India is keeping a close watch on the situation in Maldives, where a police mutiny Tuesday led to the resignation of the country's first democratically elected president Mohamed Nasheed, capping several weeks of political unrest.
With a new unity government in place under the leadership of vice-president Mohamed Waheed Hassan, who worked with Unicef and is the country's first TV anchor, India feels that the "worst could be over" and the situation will stabilise.
"We remain committed to extending the fullest support and cooperation to the government of Maldives in its endeavour to promote peace and progress…," the ministry of external affairs spokesperson said in a statement.

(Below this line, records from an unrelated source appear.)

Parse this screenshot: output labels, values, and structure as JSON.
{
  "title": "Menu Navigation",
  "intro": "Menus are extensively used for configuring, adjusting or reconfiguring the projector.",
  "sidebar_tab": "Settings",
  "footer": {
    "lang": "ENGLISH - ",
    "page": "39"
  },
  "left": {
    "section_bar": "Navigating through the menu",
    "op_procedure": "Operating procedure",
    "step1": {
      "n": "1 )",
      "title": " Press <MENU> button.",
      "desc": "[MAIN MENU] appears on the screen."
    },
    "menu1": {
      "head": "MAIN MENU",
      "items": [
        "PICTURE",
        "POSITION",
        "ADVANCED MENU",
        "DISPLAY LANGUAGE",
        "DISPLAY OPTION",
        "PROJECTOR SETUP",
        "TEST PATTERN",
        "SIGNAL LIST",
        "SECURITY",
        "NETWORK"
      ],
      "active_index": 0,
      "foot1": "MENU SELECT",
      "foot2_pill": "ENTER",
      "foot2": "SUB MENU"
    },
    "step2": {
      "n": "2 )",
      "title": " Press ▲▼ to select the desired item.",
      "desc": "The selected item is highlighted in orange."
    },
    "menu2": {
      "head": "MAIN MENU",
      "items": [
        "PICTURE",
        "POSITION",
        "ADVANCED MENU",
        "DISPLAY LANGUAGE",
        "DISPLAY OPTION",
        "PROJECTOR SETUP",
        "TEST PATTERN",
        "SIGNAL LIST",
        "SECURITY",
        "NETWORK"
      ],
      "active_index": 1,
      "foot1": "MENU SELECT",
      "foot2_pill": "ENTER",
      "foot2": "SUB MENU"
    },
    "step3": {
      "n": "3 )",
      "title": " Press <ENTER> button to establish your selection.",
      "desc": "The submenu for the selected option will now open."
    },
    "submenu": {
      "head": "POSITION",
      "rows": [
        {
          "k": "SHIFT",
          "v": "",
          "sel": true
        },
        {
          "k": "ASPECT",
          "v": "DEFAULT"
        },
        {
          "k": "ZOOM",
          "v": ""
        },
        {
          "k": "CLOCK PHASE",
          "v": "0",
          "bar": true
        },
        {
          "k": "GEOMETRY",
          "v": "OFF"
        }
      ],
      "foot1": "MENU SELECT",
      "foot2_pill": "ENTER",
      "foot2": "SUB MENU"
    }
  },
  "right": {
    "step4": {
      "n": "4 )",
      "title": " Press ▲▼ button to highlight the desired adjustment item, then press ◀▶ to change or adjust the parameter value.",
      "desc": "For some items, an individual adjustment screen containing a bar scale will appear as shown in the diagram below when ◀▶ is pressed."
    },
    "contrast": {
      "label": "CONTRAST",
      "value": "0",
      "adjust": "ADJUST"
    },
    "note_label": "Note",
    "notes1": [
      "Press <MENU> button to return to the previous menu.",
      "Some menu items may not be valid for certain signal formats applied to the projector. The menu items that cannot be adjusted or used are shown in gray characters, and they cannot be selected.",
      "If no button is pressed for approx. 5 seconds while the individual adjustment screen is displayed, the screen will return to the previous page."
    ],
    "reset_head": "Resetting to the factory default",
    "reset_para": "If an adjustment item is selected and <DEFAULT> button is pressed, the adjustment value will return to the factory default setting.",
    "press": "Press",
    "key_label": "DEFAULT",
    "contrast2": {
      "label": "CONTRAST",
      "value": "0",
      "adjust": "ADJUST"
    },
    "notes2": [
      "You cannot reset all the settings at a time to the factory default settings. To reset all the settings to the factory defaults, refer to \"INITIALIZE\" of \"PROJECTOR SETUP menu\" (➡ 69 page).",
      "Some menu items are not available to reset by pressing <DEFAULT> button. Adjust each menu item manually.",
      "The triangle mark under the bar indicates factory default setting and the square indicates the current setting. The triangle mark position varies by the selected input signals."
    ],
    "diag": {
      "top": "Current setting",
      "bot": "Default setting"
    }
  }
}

Nasheed, who swept to victory in 2008 ending 30-year rule of Maumoon Abdul Gayoom, said in a televised address, "I resign because I am not a person who wishes to rule with the use of power." Nasheed drew opposition fire for his arrest of a judge he accused of being in the pocket of Gayoom.
Protests at the judge's arrest set off a constitutional crisis that had Nasheed defending himself against accusations of acting like a dictator. Hassan Saeed, leader of the DQP, one of the parties in the opposition coalition, and an Indian diplomatic source in Colombo said Nasheed had requested help from India and was refused, Reuters said.
One of the seven Saarc member countries, Maldives has a pivotal place in New Delhi's Indian Ocean and south Asia strategy. Its political leadership has shared close security ties with India.
A 30,000-strong Indian community lives in Maldives. "We continue to closely monitor the situation and understand that the Indian expatriate community there is safe," the spokesperson said.